Back in April the furious reaction of the teachers and left wing groups were impressive. Supporting the teachers were the two top unions in the country, many political groups and the “Piqueteros duros”, tough young men and women (many unemployed) who obscure their faces with scarves. Similar marches and reactions were seen across the country. The protests continued in the province of Neuquen for two months until the 28th of April when the teachers finally reached an agreement on salary.
Carlos Fuentealba, the deceased 41-year-old teacher and left wing activist, was reticent to go out to protest that day. He confessed same to a friend that same morning before he made the fatal decided to proceed to the road blockage where he was to die, shot by a sadistic provincial policeman. The policeman fired the tear gas canister at point blank range at Carlos’ head while the teacher sat in a car, a Fiat 147. The same policeman was recently sentenced to two years in jail for torturing a prisoner in jail but was never incarcerated for that crime.
Neuquen, the Argentine Southwestern Patagonian province famous to tourists for the lake district and Bariloche ski resorts, remains in the hands of the right-wing hard-liner Jorge Sobisch. Governor Sobisch is politically aligned with powerful politician Mauricio Macri, although Macri dissociated himself from the Neuquen governor. Macri in turn is facing stiff competition in the mayoral race for the Argentine Federal Capital, Buenos Aires (number two political job in the country) from the current mayor Telermann and Kirchner backed, Filmus.
Mr. Macriin turn is heir to an industrial fortune, which grew from seven to forty seven companies during the notorious ?76-?83 dictatorship.

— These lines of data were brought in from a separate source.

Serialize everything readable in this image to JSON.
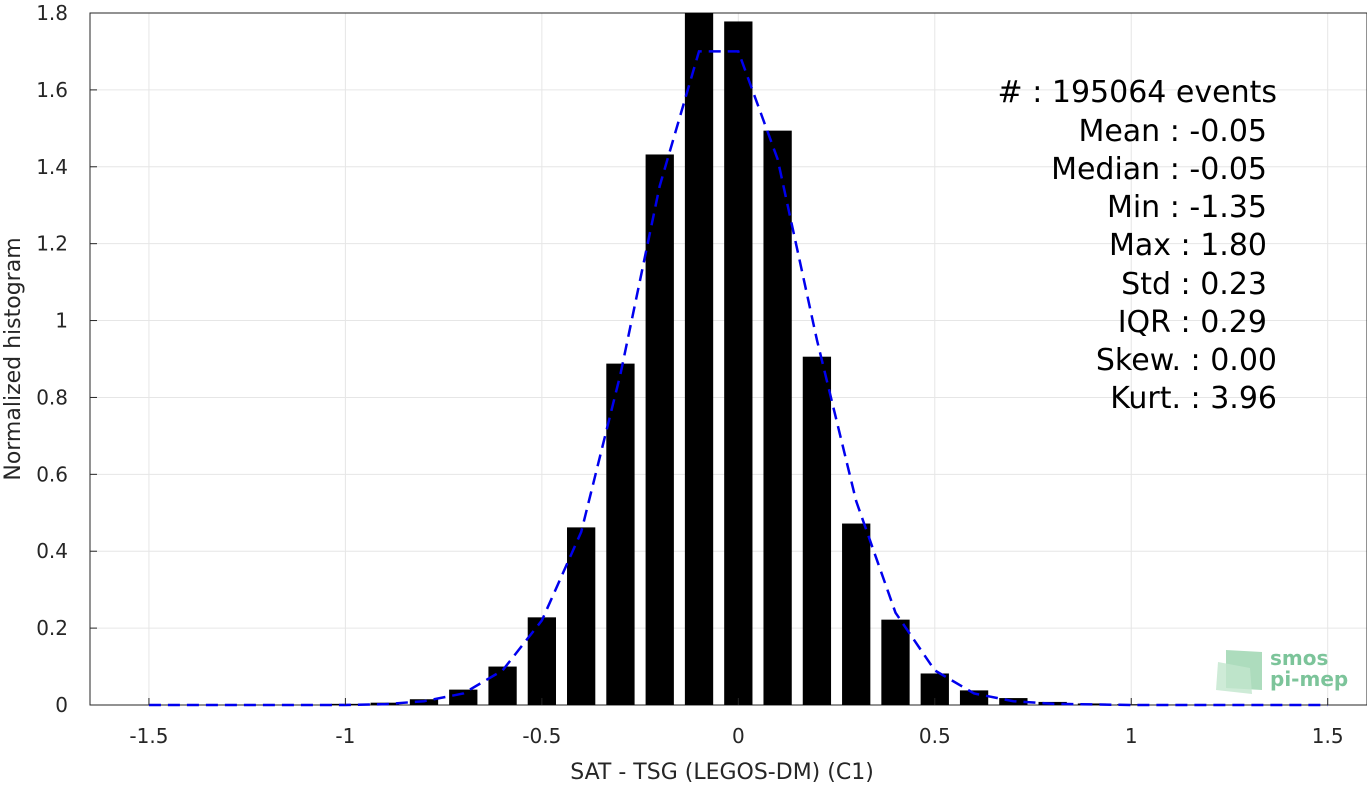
{
  "chart_data": {
    "type": "bar",
    "xlabel": "SAT - TSG (LEGOS-DM) (C1)",
    "ylabel": "Normalized histogram",
    "xlim": [
      -1.65,
      1.6
    ],
    "ylim": [
      0,
      1.8
    ],
    "xticks": [
      -1.5,
      -1,
      -0.5,
      0,
      0.5,
      1,
      1.5
    ],
    "xtick_labels": [
      "-1.5",
      "-1",
      "-0.5",
      "0",
      "0.5",
      "1",
      "1.5"
    ],
    "yticks": [
      0,
      0.2,
      0.4,
      0.6,
      0.8,
      1,
      1.2,
      1.4,
      1.6,
      1.8
    ],
    "ytick_labels": [
      "0",
      "0.2",
      "0.4",
      "0.6",
      "0.8",
      "1",
      "1.2",
      "1.4",
      "1.6",
      "1.8"
    ],
    "grid": true,
    "bar_color": "#000000",
    "bars": {
      "x": [
        -1.5,
        -1.4,
        -1.3,
        -1.2,
        -1.1,
        -1.0,
        -0.9,
        -0.8,
        -0.7,
        -0.6,
        -0.5,
        -0.4,
        -0.3,
        -0.2,
        -0.1,
        0.0,
        0.1,
        0.2,
        0.3,
        0.4,
        0.5,
        0.6,
        0.7,
        0.8,
        0.9,
        1.0,
        1.1,
        1.2,
        1.3,
        1.4,
        1.5
      ],
      "values": [
        0.0,
        0.0,
        0.0,
        0.0,
        0.0,
        0.003,
        0.006,
        0.015,
        0.04,
        0.1,
        0.228,
        0.462,
        0.888,
        1.432,
        1.8,
        1.778,
        1.494,
        0.906,
        0.472,
        0.222,
        0.082,
        0.038,
        0.018,
        0.008,
        0.004,
        0.002,
        0.001,
        0.0,
        0.0,
        0.0,
        0.0
      ]
    },
    "fit_line": {
      "style": "dashed",
      "color": "#0000ee",
      "x": [
        -1.5,
        -1.0,
        -0.9,
        -0.8,
        -0.7,
        -0.6,
        -0.5,
        -0.4,
        -0.3,
        -0.2,
        -0.1,
        -0.05,
        0.0,
        0.1,
        0.2,
        0.3,
        0.4,
        0.5,
        0.6,
        0.7,
        0.8,
        1.0,
        1.5
      ],
      "y": [
        0.0,
        0.0,
        0.002,
        0.01,
        0.03,
        0.09,
        0.22,
        0.45,
        0.86,
        1.35,
        1.7,
        1.7,
        1.7,
        1.42,
        0.95,
        0.53,
        0.24,
        0.09,
        0.03,
        0.01,
        0.003,
        0.0,
        0.0
      ]
    }
  },
  "stats": {
    "events": "#  : 195064 events",
    "mean": "Mean : -0.05",
    "median": "Median : -0.05",
    "min": "Min : -1.35",
    "max": "Max : 1.80",
    "std": "Std : 0.23",
    "iqr": "IQR : 0.29",
    "skew": "Skew. : 0.00",
    "kurt": "Kurt. : 3.96"
  },
  "logo": {
    "line1": "smos",
    "line2": "pi-mep"
  }
}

The situation in Neuquen is relatively calm. Sobisch belatedly offered the teachers their money. The teachers initially refused, continuing to push for his renunciation. Sobisch came out with a statement that he regretted the death of the teacher and the death of two federal policemen in Buenos Aires. The two incidents were entirely unrelated as the policemen we shot in a robbery by thieves more than 1000Km away in an unrelated incident but it is indicative of the governor’s blindness to his complicity. Sobisch even fired a few minor members of his government in an effort to appease the teachers but that reaction was not interpreted as adequate. He then sent his own government officials to open schools and escort groups of women to “protest” at their continued closure, this backfired as most press outlets noted their presence in their articles thereby nullifying the propaganda effect of the staged protests. Finally Sobisch tried to open the schools using scab teachers but that failed too. The current latin American edition of the international political magazine, Le Monde doiplomatique, came out with a photo of a protest march with a poster of Fuentealba on the front page.
The province having been described by some commentators as being in a state of revolution, however subdued. The parallels with Oaxaca of last year are hardly coincidental. Governor Sobisch should have stood down but this seems increasingly unlikely unless he puts his foot in it again. The national government refused to take a stand. It seems he will remain in power until the next elections but it seems unlikely his bid for presidency will go much further.